Ohio Department of Health Director Bruce Vanderhoff said his concerns lie with children, particularly those ages five or younger, accidentally ingesting or even coming in contact with the liquid in vaporizer cartridges. That liquid can contain anything from nicotine to THC and CBD to artificial flavors—or some mix of those substances.
Generally, Vanderhoff said cigarette and e-cigarette use among of-age and underage Ohioans has trended downward in recent years, even though the state’s adult smoking rate sits higher than the national average. Middle schoolers’ use of vape products dropped from 11.9% in 2019 to 9% in 2021, and high schoolers’ use dropped from 29.8% in 2019 to 20% in 2021, an Ohio Youth Risk Behavior Survey showed.
That coincided, however, with more of these exposure incidents, which have resulted in contact with one of Ohio’s poison centers. “There is still much work to be done,” Vanderhoff said.
Since 2015, the state’s centers have documented 1,762 incidents—and 70% of those were under 5. An exposure can result in nausea and vomiting, increased heart rate, and in extreme cases, seizures, said Hannah Hays, Central Ohio Poison Center medical director and Nationwide Children’s chief of toxicology.
“Children tend to mimic their environment,” Hays said. “There are children, in all of the acute poisoning studies, who then will later access a vape and will smoke or vape from it because that's what they've seen adults do.”

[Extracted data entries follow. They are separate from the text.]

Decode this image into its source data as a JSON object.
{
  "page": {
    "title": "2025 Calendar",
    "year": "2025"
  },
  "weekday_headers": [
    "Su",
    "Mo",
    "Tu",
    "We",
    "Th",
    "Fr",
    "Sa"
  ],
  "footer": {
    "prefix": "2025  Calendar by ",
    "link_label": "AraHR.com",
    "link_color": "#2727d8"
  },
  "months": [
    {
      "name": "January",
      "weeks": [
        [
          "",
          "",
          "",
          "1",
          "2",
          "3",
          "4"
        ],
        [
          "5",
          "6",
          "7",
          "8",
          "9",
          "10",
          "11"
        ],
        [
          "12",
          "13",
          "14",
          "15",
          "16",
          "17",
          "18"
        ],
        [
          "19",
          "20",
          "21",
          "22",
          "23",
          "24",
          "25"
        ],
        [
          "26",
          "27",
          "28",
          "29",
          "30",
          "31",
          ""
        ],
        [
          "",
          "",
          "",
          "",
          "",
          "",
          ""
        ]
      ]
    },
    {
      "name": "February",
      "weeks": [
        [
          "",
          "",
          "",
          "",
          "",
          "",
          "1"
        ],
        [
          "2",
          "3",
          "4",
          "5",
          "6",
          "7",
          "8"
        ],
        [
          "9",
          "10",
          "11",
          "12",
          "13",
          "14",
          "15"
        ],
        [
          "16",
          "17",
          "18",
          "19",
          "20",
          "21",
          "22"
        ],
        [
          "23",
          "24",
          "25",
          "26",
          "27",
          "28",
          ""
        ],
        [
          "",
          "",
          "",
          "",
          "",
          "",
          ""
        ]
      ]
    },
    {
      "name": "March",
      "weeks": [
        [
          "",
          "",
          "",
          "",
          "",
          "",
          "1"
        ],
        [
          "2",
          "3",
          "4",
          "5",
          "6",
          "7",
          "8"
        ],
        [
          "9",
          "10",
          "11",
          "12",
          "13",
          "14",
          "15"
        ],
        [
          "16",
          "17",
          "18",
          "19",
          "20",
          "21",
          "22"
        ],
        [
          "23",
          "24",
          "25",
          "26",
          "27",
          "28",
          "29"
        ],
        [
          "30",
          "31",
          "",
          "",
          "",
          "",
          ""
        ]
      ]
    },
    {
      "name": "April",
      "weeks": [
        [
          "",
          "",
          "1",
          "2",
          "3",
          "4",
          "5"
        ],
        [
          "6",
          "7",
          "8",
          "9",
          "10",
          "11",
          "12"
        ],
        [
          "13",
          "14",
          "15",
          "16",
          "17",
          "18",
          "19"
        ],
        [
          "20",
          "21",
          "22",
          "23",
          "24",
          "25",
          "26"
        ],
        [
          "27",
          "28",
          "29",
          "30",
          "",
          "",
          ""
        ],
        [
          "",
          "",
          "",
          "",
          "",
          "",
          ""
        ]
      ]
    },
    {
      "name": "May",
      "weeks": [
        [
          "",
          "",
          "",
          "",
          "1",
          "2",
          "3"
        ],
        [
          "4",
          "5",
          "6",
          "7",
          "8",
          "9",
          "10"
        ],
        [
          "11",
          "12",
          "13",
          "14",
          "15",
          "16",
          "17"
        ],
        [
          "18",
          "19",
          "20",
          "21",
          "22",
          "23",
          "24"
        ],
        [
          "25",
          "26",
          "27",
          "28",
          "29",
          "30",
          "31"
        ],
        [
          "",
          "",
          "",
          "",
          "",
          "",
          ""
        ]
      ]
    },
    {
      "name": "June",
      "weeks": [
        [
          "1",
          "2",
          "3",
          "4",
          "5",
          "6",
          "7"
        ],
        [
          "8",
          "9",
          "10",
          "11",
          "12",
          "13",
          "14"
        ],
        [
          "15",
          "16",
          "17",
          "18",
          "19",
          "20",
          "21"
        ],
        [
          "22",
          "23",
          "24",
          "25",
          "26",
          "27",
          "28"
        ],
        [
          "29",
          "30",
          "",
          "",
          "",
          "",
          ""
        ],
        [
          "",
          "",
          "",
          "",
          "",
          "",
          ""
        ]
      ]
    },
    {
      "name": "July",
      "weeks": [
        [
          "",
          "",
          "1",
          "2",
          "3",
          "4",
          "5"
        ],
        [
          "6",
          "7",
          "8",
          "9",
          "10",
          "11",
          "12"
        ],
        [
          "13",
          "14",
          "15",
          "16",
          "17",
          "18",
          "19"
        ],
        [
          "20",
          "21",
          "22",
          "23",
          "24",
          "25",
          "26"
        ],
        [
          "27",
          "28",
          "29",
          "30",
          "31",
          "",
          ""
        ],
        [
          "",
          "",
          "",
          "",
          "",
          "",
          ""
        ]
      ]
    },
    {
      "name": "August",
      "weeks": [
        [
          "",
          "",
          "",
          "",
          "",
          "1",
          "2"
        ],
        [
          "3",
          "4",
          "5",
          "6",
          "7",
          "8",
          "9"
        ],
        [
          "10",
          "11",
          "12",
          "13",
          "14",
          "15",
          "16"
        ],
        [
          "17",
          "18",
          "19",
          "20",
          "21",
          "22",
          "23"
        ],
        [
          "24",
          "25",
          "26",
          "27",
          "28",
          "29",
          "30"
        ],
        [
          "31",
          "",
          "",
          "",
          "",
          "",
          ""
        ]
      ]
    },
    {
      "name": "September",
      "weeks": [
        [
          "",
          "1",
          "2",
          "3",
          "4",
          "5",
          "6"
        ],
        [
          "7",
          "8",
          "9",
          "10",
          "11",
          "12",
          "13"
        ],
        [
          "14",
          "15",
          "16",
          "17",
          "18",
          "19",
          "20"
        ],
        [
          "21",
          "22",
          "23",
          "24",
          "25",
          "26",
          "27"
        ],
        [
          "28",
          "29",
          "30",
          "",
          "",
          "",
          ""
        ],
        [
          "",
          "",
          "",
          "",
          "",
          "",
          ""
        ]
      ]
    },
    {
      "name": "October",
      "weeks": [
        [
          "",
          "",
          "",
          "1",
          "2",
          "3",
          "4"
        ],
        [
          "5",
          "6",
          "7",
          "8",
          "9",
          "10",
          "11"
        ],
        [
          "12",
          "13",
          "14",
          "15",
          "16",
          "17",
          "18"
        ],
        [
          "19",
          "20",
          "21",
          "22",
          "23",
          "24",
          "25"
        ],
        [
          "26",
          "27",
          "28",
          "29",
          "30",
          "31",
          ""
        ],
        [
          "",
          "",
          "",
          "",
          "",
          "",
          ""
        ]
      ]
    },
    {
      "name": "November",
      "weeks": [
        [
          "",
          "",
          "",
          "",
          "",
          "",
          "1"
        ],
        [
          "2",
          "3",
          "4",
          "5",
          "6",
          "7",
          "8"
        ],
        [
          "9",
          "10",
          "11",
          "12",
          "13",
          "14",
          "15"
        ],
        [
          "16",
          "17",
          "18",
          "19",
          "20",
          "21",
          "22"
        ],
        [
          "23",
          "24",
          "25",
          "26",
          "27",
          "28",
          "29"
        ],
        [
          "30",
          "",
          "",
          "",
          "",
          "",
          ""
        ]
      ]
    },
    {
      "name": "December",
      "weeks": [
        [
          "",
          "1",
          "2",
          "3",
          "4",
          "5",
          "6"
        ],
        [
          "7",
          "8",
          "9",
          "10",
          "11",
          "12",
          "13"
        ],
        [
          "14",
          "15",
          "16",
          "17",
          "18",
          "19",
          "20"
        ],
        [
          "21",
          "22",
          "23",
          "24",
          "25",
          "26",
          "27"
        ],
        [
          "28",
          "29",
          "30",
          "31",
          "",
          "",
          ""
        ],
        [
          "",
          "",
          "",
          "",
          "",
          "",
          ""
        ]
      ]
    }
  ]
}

Hays recommended storing vaporizer cartridges and pens out of reach—such as not putting them in a purse. To avoid the liquid coming in contact with a child’s skin, it’s best that they don’t handle the product at all, Hays said.
The state’s warning also comes less than three weeks from Election Day, when Ohioans will decide whether to legalize adult use of recreational marijuana, including THC through cartridges. Gov. Mike DeWine—who is staunchly against Issue 2—has argued cannabis legalization still sends the wrong message to children.
But proponents say that allowing, and thus regulating, of-age use will not affect underage use.